A lot of these articles, driven by medical professionals, don’t take into account the other side of the COVID-19 coin, which is mental health for everybody. Of course they want you to social distance, wear a mask, etc. And one can’t argue that these measures will lead to fewer cases of COVID-19, colds, the flu, etc. But to what end? Should we live our lives inside our house for the rest of our lives, never going out in public? If we did, we could save many lives. There would never be any car accidents, plane crashes, drunken driving, etc. So why don’t we?

It was refreshing to read syndicated columnist Megan McArdle’s Oct. 5 opinion piece (“We need to rethink our COVID-19 precautions”), as we do need to stop the perpetual state of emergency. This running and hiding is not a long-term, sustainable template.
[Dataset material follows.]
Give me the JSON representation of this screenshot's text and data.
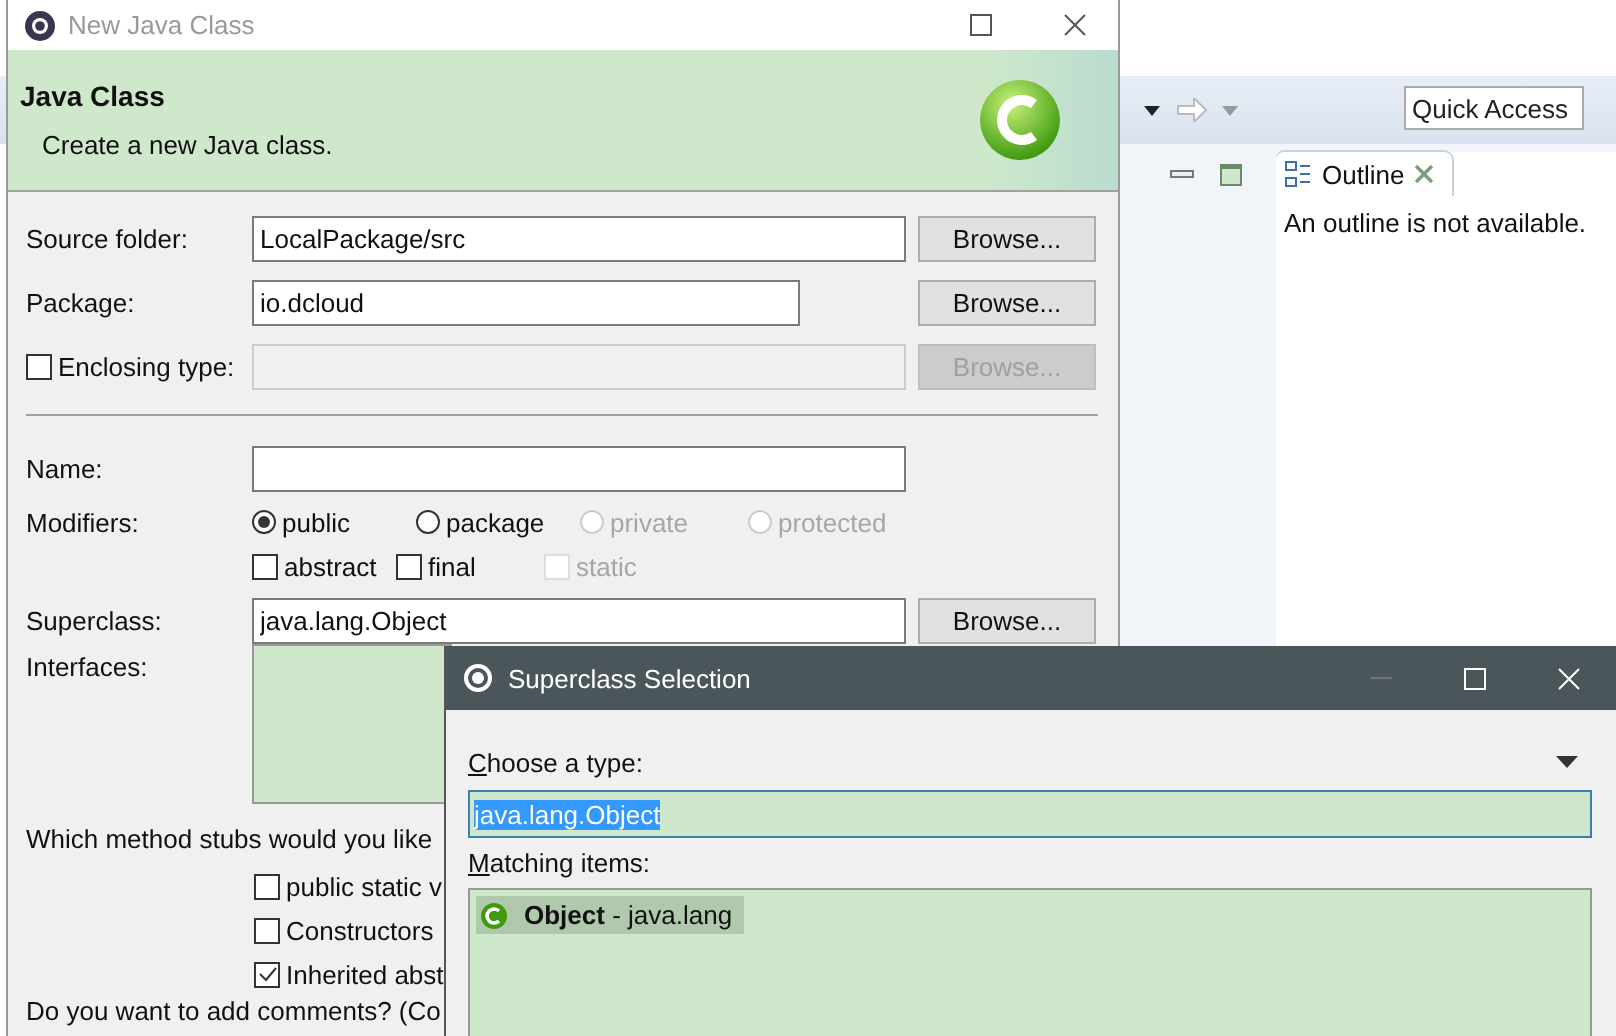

Suicide rates are up in this nation, and it is not fair to ask young people to go through this suffering. We all know about the unfortunate suicides of the Dartmouth College students last year. In my opinion, the recent mask mandates in Hanover and Lebanon were put in place by people who don’t see the other side of the coin and without any consideration for the mental health of the youth of our country. They need to think about the long-term damage this is causing and not enact knee-jerk reaction measures.

Some say, oh, just wear a mask, it’s so easy. And to them I say, it’s even easier to not put one on in the first place.



Booster restores my freedom

I just got my COVID-19 booster shot. I was eligible because of my age and because I was fortunate to receive my first two doses of the Pfizer vaccine a little over six months ago.

Now, I don’t for a minute think that I am immune to the virus. But I do feel comfortable shopping in a grocery store, going out to see a movie or eating in a restaurant. I feel comfortable getting on a plane and, most of all, doing my work, which involves being with singers and actors in a rehearsal room, something that was impossible for 18 months. Now that, to me, is freedom.